TST reduz de R$ 300 mil para R$ 100 mil indenização a trabalhadora

O Tribunal Superior do Trabalho reduziu de R$ 300 mil para R$ 100 mil a indenização devida pelo Bradesco a uma bancária que adquiriu doença ocupacional. Segundo a 6ª Turma, o valor inicialmente fixado era desproporcional ao dano sofrido.

Na ação, a mulher, que foi aposentada por invalidez em 2003, afirmou que a doença teve como causa a digitação em máquinas de datilografia e de calcular e em computadores. No laudo pericial foi atestado que ela sofria de síndrome do túnel do carpo bilateral de origem ocupacional.

Ao fixar o valor de R$ 300 mil, o Tribunal Regional do Trabalho da 5ª Região (BA) entendeu que a empresa não adotou medidas eficazes para atenuar a atividade de risco. Além disso, considerou o tamanho do banco e o número de condenações por doenças ocupacionais de seus empregados.

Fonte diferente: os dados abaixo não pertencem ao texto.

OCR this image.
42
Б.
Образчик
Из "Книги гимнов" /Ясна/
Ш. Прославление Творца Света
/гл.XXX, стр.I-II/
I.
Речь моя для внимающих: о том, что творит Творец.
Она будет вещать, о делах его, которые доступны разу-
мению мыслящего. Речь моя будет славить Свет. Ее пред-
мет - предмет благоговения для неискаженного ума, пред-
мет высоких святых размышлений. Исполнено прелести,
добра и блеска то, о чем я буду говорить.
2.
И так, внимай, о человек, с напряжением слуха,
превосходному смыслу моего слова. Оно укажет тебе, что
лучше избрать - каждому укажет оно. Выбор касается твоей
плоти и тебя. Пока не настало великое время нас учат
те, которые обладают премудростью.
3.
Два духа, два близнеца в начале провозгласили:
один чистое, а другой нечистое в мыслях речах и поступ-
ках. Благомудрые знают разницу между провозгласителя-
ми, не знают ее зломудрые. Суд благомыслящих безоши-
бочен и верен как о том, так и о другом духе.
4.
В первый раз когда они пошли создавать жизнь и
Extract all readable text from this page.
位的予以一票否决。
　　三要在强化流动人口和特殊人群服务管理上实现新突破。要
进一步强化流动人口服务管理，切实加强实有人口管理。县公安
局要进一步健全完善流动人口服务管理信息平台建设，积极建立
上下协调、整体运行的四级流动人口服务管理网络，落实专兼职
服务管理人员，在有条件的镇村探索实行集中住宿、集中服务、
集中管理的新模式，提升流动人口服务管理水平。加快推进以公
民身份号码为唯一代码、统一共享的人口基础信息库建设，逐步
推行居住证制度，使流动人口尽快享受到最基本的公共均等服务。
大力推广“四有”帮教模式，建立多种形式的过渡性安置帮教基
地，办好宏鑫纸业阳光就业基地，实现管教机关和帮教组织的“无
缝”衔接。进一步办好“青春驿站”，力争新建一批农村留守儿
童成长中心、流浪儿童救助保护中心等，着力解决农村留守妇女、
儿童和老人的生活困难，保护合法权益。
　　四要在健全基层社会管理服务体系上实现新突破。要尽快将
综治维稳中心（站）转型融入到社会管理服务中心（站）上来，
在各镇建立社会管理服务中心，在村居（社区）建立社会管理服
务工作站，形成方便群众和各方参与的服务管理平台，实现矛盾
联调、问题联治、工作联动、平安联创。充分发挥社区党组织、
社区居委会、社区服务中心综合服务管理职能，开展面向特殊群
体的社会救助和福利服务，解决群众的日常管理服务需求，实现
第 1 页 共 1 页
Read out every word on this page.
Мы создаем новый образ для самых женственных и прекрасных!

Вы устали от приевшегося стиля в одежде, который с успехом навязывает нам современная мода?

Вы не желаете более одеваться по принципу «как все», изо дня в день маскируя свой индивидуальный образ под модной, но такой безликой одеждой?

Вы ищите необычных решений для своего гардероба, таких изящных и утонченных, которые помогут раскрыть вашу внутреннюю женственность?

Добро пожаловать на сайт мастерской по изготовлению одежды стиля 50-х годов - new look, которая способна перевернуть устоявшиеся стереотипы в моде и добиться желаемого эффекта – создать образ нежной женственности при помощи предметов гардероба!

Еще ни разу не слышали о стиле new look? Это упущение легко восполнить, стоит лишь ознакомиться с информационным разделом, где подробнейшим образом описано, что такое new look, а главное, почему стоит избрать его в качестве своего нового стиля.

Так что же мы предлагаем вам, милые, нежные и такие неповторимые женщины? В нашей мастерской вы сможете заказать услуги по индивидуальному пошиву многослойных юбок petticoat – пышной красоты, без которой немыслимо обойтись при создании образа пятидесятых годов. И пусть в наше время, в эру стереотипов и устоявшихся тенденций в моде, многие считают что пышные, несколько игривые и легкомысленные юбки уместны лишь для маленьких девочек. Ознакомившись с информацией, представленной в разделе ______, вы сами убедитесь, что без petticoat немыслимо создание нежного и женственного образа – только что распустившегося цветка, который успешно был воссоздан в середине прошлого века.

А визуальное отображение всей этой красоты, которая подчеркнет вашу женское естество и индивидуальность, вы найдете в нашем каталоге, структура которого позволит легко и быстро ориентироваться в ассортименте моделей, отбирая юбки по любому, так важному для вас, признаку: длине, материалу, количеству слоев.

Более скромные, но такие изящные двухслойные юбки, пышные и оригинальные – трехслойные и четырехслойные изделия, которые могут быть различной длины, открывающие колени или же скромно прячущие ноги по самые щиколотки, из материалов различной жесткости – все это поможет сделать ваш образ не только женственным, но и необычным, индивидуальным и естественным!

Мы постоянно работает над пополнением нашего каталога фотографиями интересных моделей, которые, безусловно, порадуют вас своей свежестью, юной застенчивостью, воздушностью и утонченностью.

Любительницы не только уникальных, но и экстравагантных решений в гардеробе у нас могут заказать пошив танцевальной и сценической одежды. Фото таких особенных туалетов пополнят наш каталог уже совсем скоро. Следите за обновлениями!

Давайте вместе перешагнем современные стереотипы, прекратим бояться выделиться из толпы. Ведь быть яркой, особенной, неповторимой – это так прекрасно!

No TST, no entanto, a indenização foi reduzida. O relator, ministro Augusto César, afirmou que embora tenha havido redução da capacidade de trabalho da funcionária, não fora constatado que essa diminuição tenha sido permanente.

Assim, a 6ª Turma considerou o valor de R$ 300 mil desproporcional, em descompasso com a extensão do dano. Por unanimidade, o colegiado reduziu a indenização para R$ 100 mil. Com informações da assessoria de imprensa do TST.